Mieszkając w danym miejscu, człowiek się przyzwyczaja i nie wie nawet, że gdzieś tam za morzem ludzie robią coś zupełnie inaczej. Tak blisko, a jednak daleko. Dlatego kilka faktów, których raczej nie ma w zbiorach wikipedii.

1. Pije się wodę z kranu
Tak, z kranu. Kranówę. Z rur, olaboga! Poważnie. Woda jest czysta, zazwyczaj źródlana, rury utrzymane w należytym porządku i wszyscy bez wyjątku piją wodę z kranu w domach i w pracy.

2. Kolejka do autobusu
Dokładnie, do autobusu obowiązuje kolejka i wchodzi się tylko pierwszymi drzwiami, przy okazji odbijając bilet. Wychodzi każdymi innymi. A jeśli ktoś się pcha, to znaczy że imigrant lub turysta, przykra prawda.

3. Fika
W ciągu dnia bardzo ważna jest fika, przerwa kawowa, najlepiej w towarzystwie kanelbulle, czyli przepysznej bułeczki cynamonowej, która popularnością dorównuje w Polsce pączkom, drożdżówkom i jagodziankom razem wziętym. Szwedzi nawet obchodzą dzień tejże bułeczki, ale o tym innym razem. Kawa – musi być mocna, siekera. Rano właściwie wszyscy pędzą z kubkiem kawy z pobliskiego Pressbyrån (najprościej – odpowiednik Żabki) a w ciągu dnia taka fika należy się każdemu. Pracujesz? Zostaw, należy Ci się fika teraz.

4. Dziękowanie
Dziękuje się zawsze i wszędzie i po tysiąckroć i za wszystko. Tak po prostu.

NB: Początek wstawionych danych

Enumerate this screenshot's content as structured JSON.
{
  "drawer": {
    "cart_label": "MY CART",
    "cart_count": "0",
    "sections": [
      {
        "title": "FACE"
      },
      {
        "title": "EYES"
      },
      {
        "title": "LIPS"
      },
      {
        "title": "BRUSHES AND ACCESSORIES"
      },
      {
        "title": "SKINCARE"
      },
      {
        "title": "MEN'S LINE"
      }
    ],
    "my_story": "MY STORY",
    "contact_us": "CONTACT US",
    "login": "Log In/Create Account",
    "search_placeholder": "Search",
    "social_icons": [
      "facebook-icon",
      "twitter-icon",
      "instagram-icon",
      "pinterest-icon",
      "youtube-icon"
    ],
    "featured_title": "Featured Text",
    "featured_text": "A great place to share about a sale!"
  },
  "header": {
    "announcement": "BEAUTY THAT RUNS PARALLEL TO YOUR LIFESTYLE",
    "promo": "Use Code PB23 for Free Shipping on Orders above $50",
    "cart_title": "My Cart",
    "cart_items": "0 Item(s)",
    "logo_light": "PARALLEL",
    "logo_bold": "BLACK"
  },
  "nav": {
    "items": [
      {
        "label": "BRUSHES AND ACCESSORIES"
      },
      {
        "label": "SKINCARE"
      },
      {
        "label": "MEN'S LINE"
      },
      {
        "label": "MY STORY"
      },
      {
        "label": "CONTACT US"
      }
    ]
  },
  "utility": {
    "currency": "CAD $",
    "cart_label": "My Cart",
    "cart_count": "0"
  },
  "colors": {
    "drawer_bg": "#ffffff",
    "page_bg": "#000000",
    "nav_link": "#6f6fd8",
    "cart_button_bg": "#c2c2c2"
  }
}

5. Can you help me, please?
Pomocny turystom i napływowym jest fakt, że wszędzie dogadać się można po angielsku. W sklepie spożywczym, kupując bilet na metro, z kierowcą autobusu, z policją, w restauracji, na ulicy pytając o drogę, a przede wszystkim w pracy… Wszyscy mówią po angielsku i to naprawdę dobrze, więc turyści, śmiało przybywajcie!

6. Z psem w podróż
Przewozić zwierzęta można komunikacją, ale w wyznaczonych miejscach, zazwyczaj jest to tylna połowa autobusu lub metra. Zawsze jest to oznakowane przy drzwiach odpowiednim piktogramem.

7. Skup puszek i plastiku?
Takich oto rzeczy nie wyrzuca się, ponieważ są one zwrotne i kosztują pieniążek. Zazwyczaj jedną lub dwie korony. Butelki plastikowe, małe, duże oraz puszki – wszystko. Idzie się z siatą takich gadżetów do miejsca, przeważnie przy markecie, w którym zieje wielka dziura w ścianie, tam pojedynczo wrzuca się te oto przedmioty a automat wydaje kartkę, ile to się należy, którą można spieniężyć przy kasie lub zrobić za to zakupy.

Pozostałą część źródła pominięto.